Ammonium (NH +4 ) is potentially toxic, yet is an essential component in amino acid metabolism. As a consequence, transport of NH +4 has to be directed precisely, the transport rate controlled and plasma concentrations kept low. In these respects, the aquaporin-mediated transport of NH3/NH +4 has the advantage of being located and adjusted to the requirements of the cell or organelle in question via the expression level of the aquaporins. In this sense, AQP8, AQP9, and AQP3 belong to the group of ammonium-transporting proteins, which in mammals include the Rhesus family [3, 23, 26, 32].

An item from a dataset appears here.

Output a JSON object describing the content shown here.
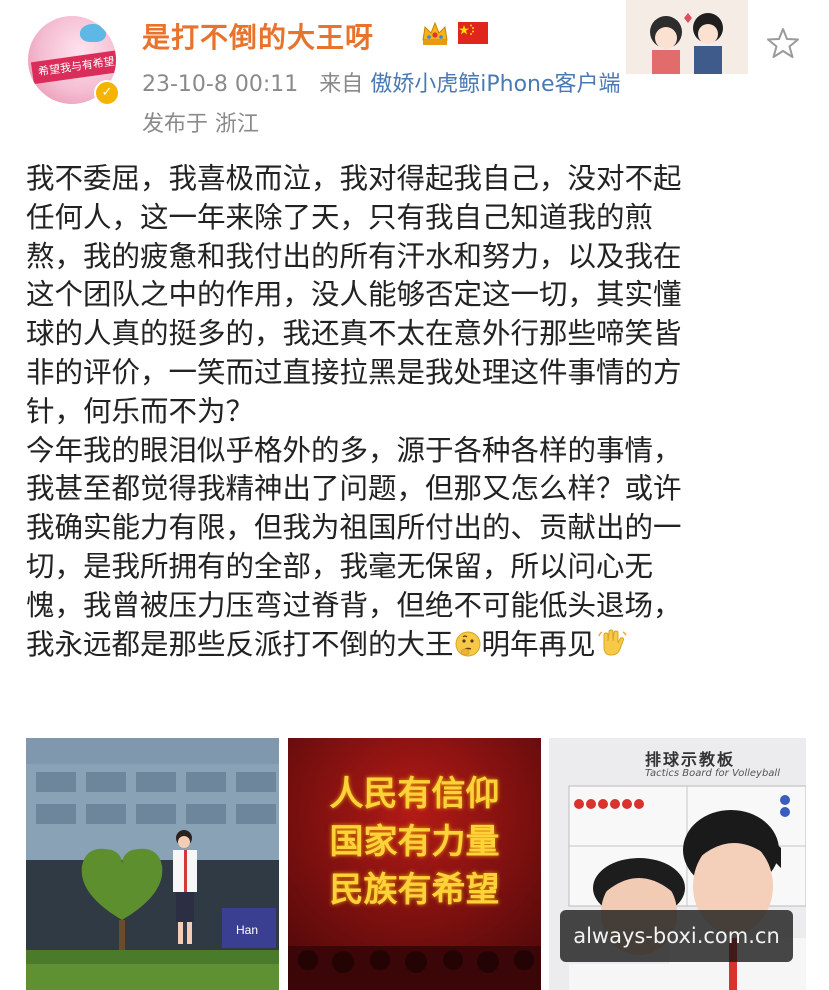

AQP8 shows a wide range of tissue expression. For most cells, it is located predominantly intracellularly in organelles [7, 10, 12, 14, 19, 36], which would suggest a role in the metabolism of amino acids. In the liver, for example, AQP8 can be found in the mitochondria of hepatocytes [12], suggesting a direct role for the uptake of NH +4 to supply the urea cycle. Mitochondria have large negative membrane potentials of about −150 mV [34], which would facilitate inwards transport.

AQP9 is found in the hepatocyte plasma membrane facing the sinusoids [8, 19, 36]. In humans, the portal venous blood (about 20 ml/s) contains 0.2–0.5 mM NH +4 originating from the intestine. This adds to the ammonium produced inside the hepatocyte [15, 16]. We suggest that NH +4 is taken up from the blood into the periportal hepatocytes via AQP9 from where it may enter the (electro-negative) mitochondrion. During starvation, AQP9 expression increases [8] in accordance with this hypothesis. Urea produced in the urea cycle may leave the cell again via AQP9 [8, 41].

AQP3 has a wide tissue distribution [2]. In the kidney, AQP3 has been found in the basolateral membrane of principal cells in cortical and outer medullary collecting ducts [35, 38]. Hence, AQP3 could play a direct role in the final steps of acid secretion via NH +4 , which takes place across the collecting duct epithelium [24]. AQP3 knockout mice have a marked urinary concentration defect with severe polyuria [27, 43]. It is to be expected that these mice have tubular acidosis and therefore reduced capacity for concentrating the final urine.